Jadi makna dari kalimat فآثَرَه إيثارًا berarti اختاره وفَضَّله “Ia memilihnya dan mengutamakannya.”
Dikatakan pula: آثَرَه على نَفْسِه، والشَّيءَ بالشَّيءِ: خَصَّه به
“Ia mendahulukannya atas dirinya sendiri atau ia mengkhususkan sesuatu untuk orang lain.”
Pengertian secara istilah
Ibnu al-‘Arabiy rahimahullah berkata,
الإيثارُ هو تقديمُ الغيرِ على النَّفسِ في حُظوظِها الدُّنيويَّةِ؛ رَغبةً في الحُظوظِ الدِّينيَّةِ
“Itsar adalah mendahulukan orang lain di atas dirinya sendiri dalam hal-hal keuntungan (kepentingan) duniawi dengan tujuan demi meraih keuntungan/kenikmatan agama (akhirat).” (Ahkam al-Qur’an, 4: 220)
Al-Jurjani rahimahullah berkata,
الإيثارُ أن يُقَدِّمَ غَيرَه على نفسِه في النَّفعِ له، والدَّفعِ عنه
“Itsar itu ketika seseorang mendahulukan orang lain atas dirinya sendiri dalam perkara yang memberikan manfaat kepadanya ataupun menolak bahaya darinya.” (At-Ta’rifat, 1: 59)
Ibnu Misykawaih rahimahullah berkata,
الإيثارُ: هو فضيلةٌ للنَّفسِ بها يَكُفُّ الإنسانُ عن بعضِ حاجاتِه التي تخصُّه؛ حتَّى يبذُلَه لِمن يستَحِقُّه
“Itsar adalah kemuliaan bagi jiwa, yang dengannya seseorang menahan diri dari sebagian kebutuhannya yang merupakan hak atau miliknya sendiri; sehingga ia memberikannya kepada orang yang berhak (layak) menerimanya.” (Tahdzib al-Akhlak, hal. 19)

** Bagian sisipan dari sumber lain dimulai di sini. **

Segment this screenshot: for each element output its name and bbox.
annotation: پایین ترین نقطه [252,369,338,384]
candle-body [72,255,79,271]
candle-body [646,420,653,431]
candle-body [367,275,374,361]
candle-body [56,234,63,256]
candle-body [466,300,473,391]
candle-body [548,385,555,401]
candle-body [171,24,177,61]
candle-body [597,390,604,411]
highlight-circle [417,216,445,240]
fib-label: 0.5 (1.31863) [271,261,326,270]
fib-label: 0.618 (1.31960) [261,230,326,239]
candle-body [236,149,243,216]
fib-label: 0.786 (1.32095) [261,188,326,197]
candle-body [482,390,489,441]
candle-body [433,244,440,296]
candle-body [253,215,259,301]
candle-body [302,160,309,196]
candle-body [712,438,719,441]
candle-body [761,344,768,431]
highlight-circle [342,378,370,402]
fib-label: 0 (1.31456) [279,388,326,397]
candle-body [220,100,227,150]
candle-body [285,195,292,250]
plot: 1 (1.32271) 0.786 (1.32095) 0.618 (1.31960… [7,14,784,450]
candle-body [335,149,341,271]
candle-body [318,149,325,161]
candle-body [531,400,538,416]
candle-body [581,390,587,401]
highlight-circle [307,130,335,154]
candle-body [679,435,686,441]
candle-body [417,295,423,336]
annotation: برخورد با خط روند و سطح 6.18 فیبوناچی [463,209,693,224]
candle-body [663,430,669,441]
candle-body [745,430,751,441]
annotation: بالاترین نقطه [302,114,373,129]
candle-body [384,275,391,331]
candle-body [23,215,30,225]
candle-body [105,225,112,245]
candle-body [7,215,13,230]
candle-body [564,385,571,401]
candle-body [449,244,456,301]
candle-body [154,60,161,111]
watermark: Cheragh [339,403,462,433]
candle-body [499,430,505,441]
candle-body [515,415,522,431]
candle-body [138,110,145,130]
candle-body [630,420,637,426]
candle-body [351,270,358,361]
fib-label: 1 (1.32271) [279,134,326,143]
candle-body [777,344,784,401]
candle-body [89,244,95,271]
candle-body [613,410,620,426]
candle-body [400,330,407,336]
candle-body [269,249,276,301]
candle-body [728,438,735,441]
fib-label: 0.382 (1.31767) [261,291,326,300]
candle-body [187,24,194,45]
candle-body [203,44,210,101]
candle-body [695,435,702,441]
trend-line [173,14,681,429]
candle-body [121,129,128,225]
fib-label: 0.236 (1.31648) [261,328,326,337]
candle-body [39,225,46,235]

Al-Qurthubi rahimahullah berkata,
الإيثارهو: تقديم الغيرعلى النفس وحظوظها الدنيوية رغبة في الحظوظ الدينية، وذلك ينشأ عن قوة اليقين وتوكيد المحبة والصبر على المشقة
“Itsar adalah mendahulukan orang lain di atas dirinya sendiri dan kepentingan duniawinya karena keinginan untuk mendapatkan keuntungan agama (kenikmatan akhirat), dan hal tersebut timbul dari kekuatan keyakinan, kekuatan rasa cinta, dan kesabaran atas kesulitan.” (Tafsir al-Qurthubi, 18: 26)
Asy-Syaikh Muhammad Shalih al-Munajjid hafidzahullah dalam ceramahnya berkata,
فأمَّا الإيثار فمعناه: أن تفضِّل غيرك على نفسك وتقدِّم غيرك على نفسك
“Adapun makna itsar adalah lebih mengutamakan orang lain atas diri sendiri dan mendahulukan orang lain atas diri sendiri.”
والإيثار: هو تقديم الغيرعلى النَّفس وحظوظها الدُّنيوية رغبةً في الحظوظ الأخروية
“Dan itsar adalah mendahulukan orang lain atas diri sendiri dan kepentingan duniawi karena keinginan untuk mendapatkan keuntungan ukhrawi (akhirat).”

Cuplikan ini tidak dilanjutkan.